La réponse à cette question dépend de la convention fiscale applicable ; à cet égard, il est à noter que, si, dans le passé, le modèle de convention proposé par l’OCDE ne contenait pas de disposition spéciale en ce sens, la situation est différente depuis la mise à jour de janvier 2003. Le modèle prévoit aujourd’hui que « les gains qu’un résident d’un Etat contractant tire de l’aliénation d’actions qui tirent directement ou indirectement plus de 50 pour cent de leur valeur de biens immobiliers situés dans l’autre Etat contractant sont imposables dans cet Etat ». En l’absence de stipulation de cette nature, toutefois, il n’est généralement pas possible d’assimiler des plus-values relatives à des titres de sociétés à prépondérance immobilière à des plus-values immobilières pour les imposer dans l’Etat de situation des biens. De nombreuses conventions fiscales signées par la France reprennent le principe selon lequel les gains tirés de l’aliénation de parts ou actions de sociétés à prépondérance immobilière sont imposables dans l’Etat de situation des biens. Tel est le cas, par exemple, de la convention entre la France et le Canada du 2 mai 1975 modifiée, qui prévoit, en son article 13, que les gains provenant de l’aliénation d’actions, parts ou autres droits dans une société dont l’actif est constitué principalement de biens immobiliers situés dans un Etat contractant sont imposables dans cet Etat. Extensive, la convention ajoute qu’il en va de même des gains provenant de l’aliénation d’une participation dans une société de personnes (partnership) ou dans une fiducie (trust) dont les actifs sont constitués principalement de biens immobiliers situés dans un Etat contractant.
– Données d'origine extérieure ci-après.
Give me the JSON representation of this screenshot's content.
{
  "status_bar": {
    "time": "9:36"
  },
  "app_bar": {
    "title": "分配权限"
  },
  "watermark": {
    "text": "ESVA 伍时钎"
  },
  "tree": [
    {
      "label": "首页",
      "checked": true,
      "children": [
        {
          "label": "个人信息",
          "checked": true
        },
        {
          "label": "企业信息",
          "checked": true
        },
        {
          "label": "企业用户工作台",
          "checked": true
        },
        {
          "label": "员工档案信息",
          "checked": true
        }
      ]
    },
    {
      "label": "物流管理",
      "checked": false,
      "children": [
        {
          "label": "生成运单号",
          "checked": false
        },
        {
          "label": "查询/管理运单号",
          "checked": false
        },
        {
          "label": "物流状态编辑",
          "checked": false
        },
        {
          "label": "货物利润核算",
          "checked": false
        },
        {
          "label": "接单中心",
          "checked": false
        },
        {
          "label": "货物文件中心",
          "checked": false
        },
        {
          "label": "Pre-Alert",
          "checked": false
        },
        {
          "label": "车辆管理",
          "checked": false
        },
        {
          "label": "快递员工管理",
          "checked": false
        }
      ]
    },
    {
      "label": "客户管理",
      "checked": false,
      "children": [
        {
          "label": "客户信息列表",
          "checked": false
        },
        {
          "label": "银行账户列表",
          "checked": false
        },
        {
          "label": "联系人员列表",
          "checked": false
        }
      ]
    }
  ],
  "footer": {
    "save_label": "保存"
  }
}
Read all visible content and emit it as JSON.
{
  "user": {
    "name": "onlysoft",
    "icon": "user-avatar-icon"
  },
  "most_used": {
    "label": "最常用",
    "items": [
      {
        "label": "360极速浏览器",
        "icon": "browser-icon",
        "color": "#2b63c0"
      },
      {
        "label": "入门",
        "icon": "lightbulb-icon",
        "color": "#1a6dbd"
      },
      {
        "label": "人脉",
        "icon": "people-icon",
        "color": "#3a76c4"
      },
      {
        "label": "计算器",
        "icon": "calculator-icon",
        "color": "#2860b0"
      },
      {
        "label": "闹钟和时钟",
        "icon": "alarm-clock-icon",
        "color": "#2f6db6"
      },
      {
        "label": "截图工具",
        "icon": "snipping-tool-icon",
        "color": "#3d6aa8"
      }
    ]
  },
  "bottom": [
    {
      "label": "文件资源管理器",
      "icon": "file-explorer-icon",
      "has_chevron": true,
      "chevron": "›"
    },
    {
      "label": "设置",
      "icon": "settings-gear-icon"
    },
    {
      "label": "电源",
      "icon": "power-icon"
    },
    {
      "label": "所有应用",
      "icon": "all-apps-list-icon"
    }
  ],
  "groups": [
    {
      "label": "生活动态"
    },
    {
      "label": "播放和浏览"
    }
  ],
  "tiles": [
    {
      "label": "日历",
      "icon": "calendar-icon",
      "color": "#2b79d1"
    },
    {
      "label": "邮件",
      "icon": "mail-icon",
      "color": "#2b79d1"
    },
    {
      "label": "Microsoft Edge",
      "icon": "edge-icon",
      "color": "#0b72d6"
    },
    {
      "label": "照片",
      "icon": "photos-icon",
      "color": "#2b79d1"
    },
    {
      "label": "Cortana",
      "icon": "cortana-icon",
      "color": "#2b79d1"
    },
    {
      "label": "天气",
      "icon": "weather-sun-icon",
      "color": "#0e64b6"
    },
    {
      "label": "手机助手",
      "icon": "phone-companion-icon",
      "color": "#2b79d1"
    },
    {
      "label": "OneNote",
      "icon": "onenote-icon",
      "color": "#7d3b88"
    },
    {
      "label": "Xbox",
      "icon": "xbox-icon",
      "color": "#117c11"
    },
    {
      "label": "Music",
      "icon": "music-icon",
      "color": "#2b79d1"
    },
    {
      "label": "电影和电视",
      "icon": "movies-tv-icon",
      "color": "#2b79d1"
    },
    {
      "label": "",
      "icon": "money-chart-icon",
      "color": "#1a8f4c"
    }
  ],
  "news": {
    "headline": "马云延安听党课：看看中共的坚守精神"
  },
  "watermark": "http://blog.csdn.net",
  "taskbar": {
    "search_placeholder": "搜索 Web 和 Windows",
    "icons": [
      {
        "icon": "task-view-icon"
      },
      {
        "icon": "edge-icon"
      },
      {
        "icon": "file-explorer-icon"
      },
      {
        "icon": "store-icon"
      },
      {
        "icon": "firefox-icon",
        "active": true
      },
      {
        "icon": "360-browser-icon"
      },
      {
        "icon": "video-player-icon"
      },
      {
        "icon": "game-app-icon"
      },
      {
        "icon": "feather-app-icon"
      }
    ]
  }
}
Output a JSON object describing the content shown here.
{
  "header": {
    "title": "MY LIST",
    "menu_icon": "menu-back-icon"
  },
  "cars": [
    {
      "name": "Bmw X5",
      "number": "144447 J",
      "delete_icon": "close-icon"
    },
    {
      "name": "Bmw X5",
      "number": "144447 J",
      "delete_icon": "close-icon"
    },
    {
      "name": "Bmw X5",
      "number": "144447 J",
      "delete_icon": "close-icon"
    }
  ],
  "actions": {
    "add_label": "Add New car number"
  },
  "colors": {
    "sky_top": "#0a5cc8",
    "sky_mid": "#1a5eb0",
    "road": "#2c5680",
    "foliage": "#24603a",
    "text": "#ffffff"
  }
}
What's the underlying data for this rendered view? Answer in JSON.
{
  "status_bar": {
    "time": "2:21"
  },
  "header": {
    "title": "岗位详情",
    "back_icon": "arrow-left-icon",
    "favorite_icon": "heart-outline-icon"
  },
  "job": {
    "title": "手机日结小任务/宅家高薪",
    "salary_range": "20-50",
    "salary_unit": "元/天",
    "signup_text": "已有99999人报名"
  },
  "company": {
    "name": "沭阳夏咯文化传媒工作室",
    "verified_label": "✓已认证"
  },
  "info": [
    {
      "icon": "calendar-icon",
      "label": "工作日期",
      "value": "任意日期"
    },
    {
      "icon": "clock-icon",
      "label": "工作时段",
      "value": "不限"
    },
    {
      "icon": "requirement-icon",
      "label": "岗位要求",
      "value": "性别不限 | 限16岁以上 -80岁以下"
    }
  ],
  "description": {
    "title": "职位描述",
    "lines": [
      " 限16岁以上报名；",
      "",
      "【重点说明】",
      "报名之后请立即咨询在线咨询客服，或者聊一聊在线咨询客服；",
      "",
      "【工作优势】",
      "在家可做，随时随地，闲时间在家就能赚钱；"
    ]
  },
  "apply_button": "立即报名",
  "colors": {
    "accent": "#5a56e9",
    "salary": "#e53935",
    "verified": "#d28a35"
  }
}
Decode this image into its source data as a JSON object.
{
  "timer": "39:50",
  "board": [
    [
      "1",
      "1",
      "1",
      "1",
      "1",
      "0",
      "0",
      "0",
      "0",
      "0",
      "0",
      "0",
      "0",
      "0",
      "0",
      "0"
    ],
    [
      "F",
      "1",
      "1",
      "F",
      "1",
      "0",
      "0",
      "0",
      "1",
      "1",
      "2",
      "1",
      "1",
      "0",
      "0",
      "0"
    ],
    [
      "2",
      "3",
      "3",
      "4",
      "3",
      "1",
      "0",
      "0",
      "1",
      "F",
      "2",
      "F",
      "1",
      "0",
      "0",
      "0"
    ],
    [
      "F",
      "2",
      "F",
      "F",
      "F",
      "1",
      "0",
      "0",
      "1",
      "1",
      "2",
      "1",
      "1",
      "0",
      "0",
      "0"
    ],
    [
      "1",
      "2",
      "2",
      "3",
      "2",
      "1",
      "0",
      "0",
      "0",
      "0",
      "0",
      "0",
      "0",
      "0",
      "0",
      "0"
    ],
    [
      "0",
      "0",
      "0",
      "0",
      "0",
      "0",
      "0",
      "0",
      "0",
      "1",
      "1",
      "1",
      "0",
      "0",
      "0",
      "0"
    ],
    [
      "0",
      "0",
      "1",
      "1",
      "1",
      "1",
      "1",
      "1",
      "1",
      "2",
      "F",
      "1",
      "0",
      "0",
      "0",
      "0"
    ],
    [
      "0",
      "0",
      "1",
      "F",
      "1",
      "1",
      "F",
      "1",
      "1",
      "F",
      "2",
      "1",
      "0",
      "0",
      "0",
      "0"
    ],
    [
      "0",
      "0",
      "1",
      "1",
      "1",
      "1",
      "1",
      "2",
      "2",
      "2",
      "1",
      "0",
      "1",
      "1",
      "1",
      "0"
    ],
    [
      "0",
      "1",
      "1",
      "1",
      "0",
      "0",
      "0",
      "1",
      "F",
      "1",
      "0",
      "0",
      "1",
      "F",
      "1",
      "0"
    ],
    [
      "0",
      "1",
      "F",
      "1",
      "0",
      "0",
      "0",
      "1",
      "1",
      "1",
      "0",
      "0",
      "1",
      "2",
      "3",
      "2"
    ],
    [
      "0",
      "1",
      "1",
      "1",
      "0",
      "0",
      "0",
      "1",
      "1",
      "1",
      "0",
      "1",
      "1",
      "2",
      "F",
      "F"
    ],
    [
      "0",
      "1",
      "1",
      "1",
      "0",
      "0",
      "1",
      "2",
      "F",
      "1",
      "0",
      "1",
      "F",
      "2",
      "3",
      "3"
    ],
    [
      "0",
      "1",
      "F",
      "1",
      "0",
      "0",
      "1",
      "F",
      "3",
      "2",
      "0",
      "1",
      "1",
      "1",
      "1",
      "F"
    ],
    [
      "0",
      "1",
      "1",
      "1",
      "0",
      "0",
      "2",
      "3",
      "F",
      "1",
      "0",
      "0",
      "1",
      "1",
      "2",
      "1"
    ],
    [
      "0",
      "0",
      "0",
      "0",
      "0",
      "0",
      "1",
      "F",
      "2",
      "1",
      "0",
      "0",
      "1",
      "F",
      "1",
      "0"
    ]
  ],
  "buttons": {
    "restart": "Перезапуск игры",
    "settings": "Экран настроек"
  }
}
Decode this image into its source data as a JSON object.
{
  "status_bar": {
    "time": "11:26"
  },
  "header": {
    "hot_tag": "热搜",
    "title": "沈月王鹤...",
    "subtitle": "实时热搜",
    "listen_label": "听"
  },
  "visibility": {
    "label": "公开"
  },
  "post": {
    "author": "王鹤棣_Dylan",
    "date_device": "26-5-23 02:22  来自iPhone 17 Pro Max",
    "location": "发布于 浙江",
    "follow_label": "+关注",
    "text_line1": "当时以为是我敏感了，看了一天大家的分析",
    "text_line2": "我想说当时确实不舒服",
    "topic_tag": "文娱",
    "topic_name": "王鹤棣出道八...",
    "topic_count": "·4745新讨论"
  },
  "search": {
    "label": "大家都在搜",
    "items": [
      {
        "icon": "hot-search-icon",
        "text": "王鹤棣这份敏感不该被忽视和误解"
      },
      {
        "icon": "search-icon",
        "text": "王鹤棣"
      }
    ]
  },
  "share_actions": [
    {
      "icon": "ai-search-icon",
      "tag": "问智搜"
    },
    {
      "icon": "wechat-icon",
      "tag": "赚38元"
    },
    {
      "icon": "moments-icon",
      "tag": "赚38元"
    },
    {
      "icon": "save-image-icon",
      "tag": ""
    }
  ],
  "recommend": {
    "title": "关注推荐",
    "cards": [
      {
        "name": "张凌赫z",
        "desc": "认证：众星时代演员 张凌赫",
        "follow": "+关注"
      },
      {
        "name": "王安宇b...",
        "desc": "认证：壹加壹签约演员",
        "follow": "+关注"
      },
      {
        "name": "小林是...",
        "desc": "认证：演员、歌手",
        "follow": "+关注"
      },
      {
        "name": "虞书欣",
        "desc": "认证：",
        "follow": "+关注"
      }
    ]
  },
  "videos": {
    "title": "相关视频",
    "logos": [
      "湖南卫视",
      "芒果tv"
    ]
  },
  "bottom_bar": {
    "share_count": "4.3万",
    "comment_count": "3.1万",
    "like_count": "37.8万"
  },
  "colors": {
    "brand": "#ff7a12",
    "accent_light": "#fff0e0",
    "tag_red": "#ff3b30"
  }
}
Quant à la définition des « biens immobiliers », elle est très étendue, car elle couvre également les actions, parts ou autres droits dont la valeur est principalement tirée, directement ou indirectement, de biens immobiliers situés dans cet Etat, et les participations dans une société de personnes (partnership) ou dans une fiducie (trust) dont la valeur est principalement tirée, directement ou indirectement, de biens immobiliers situés dans cet Etat. La convention entre la France et les Etats-Unis du 31 août 1994 modifiée repose sur des principes voisins. Sont ainsi imposables aux Etats-Unis les plus-values retirées de la cession de biens immobiliers détenus directement par un résident de France, ainsi que la cession de droits dénommés United States Real Property Interest définis à la section 897 de l’Internal Revenue Code, et les droits dans une partnership, un trust, ou un estate, si et dans la mesure où ces droits tirent leur valeur de biens immobiliers situés aux Etats-Unis.Si un résident de France a formé une partnership américaine pour la détention d’un bien immobilier aux Etats-Unis, la cession des parts de la partnership est donc imposable aux Etats-Unis en tant que plus-value relative à un bien immobilier américain. On notera, enfin, que, comme en matière de revenus immobiliers, les modalités d’imposition ne sont pas traitées par les conventions fiscales ; rien n’empêche donc un Etat d’appliquer intégralement son droit interne lorsqu’il a le droit d’imposer. Cependant, lorsque la convention contient un article relatif à la non-discrimination, il n’est pas permis à l’Etat étranger d’imposer plus lourdement la cession d’un bien immobilier par un Français que celle du même bien réalisée par un national (tous deux non-résidents).
En France
L’imposition dans l’Etat de situation du bien n’est pas exclusive d’une imposition en France. S’il n’existe pas de convention fiscale, les plus-values réalisées par un résident de France à l’occasion de la cession d’immeubles situés hors de France sont normalement imposables dans notre pays sauf en cas d’exonération prévue par la loi française. La plus-value se calcule selon les mêmes modalités pour les immeubles situés hors de France et les immeubles situés en France.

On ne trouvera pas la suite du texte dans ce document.